Painter's exegesis is mostly good, as is his interaction with other scholars. His focus on hospitality is predominately good, though it could have been better. In addition, I was pleased that Painter conversed with Kruse's commentary here. It is a regretably common practice for non-evangelical commentaries to ignore evangelical scholarship almost entirely in formulating their own proposals. 40 years ago, perhaps this was justified. But not any more. Painter thankfully does not adopt such an elitist framework in his consultation of the commentary encyclopedia. This alone tells the reader something very positive about the author.
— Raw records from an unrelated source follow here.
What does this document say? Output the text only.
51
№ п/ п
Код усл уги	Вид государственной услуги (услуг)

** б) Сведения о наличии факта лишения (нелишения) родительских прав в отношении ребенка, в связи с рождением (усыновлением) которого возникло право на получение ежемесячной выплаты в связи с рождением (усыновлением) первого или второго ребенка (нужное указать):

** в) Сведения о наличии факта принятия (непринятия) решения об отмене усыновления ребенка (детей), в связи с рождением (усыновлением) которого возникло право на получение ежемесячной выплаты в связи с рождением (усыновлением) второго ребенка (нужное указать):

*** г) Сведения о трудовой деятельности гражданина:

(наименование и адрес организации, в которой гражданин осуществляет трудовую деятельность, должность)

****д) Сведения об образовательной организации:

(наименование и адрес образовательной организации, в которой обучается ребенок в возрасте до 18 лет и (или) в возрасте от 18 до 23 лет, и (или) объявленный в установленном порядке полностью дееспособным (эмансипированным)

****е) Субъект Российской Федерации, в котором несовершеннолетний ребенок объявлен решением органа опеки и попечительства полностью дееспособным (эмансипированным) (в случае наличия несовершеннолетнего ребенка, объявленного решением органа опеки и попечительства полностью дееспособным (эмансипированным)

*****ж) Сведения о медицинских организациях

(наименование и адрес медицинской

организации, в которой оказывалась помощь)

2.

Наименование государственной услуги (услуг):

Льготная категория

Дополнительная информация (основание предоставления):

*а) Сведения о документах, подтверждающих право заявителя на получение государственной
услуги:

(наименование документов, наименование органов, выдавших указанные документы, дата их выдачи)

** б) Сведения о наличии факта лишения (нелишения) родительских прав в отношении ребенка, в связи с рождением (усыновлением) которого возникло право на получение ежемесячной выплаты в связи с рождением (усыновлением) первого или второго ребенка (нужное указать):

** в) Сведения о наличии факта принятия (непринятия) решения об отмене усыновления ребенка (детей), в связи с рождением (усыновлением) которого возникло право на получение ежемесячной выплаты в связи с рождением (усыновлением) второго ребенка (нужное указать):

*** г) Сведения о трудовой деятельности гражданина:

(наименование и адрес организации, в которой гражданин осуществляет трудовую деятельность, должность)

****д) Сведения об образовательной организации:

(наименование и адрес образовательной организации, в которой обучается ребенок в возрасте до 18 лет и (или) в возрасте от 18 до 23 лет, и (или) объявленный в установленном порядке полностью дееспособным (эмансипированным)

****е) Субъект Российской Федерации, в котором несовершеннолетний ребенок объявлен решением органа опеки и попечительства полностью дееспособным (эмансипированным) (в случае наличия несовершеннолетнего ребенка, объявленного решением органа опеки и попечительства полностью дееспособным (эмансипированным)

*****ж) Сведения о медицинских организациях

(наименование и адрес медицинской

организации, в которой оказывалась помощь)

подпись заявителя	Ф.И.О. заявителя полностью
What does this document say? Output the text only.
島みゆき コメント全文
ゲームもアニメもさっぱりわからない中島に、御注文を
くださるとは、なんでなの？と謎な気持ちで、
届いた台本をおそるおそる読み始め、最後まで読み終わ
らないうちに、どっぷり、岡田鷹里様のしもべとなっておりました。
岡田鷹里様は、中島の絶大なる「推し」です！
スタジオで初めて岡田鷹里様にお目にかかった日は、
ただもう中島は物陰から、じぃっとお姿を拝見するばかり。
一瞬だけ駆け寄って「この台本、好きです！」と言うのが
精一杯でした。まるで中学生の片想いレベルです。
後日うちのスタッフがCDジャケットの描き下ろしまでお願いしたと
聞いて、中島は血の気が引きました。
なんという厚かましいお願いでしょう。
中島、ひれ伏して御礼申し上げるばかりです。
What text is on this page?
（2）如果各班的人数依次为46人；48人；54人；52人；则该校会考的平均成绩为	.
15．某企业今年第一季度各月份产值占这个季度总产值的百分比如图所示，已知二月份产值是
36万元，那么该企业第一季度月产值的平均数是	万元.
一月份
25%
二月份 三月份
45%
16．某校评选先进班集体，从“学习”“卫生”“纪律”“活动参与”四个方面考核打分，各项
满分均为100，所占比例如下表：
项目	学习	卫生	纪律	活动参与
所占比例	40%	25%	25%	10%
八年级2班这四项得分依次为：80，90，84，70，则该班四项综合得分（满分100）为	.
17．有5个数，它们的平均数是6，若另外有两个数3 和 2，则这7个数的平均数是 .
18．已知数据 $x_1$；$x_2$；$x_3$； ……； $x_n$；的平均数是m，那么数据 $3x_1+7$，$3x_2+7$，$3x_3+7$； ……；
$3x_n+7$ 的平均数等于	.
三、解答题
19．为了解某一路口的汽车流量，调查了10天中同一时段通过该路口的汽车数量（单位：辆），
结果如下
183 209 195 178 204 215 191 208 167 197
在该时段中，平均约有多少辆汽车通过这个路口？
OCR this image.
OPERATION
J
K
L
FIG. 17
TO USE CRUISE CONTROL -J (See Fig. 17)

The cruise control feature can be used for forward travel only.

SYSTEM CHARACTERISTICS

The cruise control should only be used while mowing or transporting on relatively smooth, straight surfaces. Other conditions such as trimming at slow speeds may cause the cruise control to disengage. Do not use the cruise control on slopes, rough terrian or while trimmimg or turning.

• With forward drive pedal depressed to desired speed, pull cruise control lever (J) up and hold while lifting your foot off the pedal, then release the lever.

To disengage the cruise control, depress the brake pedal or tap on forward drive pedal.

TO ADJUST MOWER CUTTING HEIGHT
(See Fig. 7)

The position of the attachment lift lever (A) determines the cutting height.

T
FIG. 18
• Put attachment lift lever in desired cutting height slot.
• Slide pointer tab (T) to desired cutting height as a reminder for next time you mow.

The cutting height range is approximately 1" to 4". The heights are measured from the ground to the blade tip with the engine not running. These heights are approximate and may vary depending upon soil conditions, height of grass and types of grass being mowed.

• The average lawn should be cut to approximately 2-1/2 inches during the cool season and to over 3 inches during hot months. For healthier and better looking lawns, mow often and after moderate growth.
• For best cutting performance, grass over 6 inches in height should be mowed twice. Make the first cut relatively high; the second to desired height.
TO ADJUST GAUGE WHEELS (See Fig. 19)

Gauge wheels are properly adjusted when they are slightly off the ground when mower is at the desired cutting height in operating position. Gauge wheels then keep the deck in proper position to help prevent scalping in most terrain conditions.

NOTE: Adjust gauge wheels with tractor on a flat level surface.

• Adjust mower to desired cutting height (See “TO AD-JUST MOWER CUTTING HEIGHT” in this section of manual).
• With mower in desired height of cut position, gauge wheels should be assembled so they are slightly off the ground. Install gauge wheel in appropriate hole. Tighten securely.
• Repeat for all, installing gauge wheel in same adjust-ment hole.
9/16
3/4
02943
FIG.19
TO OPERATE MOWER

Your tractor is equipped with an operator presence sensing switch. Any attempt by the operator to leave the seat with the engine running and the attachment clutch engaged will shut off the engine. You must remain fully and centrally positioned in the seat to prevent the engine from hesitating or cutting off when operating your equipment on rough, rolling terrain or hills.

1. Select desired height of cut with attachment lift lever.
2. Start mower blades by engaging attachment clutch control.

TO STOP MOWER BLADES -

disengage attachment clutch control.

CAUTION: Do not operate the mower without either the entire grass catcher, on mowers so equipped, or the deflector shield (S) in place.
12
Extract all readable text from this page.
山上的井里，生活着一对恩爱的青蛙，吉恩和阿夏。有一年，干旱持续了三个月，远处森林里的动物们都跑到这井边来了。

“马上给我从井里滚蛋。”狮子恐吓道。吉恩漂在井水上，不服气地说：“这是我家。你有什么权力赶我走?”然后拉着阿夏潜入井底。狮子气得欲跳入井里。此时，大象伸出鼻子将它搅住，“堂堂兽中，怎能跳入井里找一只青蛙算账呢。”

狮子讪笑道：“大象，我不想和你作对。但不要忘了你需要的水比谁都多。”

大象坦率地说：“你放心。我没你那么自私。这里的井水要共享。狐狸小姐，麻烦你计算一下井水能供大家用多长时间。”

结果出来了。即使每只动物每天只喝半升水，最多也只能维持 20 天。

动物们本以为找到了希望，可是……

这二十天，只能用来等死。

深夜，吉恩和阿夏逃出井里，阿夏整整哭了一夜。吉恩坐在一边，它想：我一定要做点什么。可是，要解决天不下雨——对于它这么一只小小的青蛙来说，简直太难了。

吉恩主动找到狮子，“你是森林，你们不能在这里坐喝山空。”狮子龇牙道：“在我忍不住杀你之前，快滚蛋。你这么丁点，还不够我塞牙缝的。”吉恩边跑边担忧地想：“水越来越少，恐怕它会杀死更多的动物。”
I'm giving the book 4 stars primarily because there is not a whole lot here that advances the ball very much. Painter is thorough in retilling the earth that has already been dug, but he doesn't seem to do a lot of new digging. For some readers, this might actually be a plus. Someone who is looking for a thorough commentary on the Johannine letters that gets the reader apprised of the interpretive issues that have long been debated in the Academy will find it here. But someone who is looking for a commentary that will offer a unique interpretive approach/emphasis, or will take Johannine scholarship beyond where it already is (and has been) will not really find this commentary to be the resource that does it. While Carson's take on this commentary is a bit harsh in my judgment, his critique that Painter doesn't really do anything new is mostly well taken.
So in summary, this is a thorough commentary that responsibly interacts with a wide spectrum of scholarship and often provides a sufficient amount of analysis for the reader to better understand the Johannine letters and the interpretive issues that are in play. But there is not a lot of new ground being broken here, and this makes the commentary solid, but not spectacular.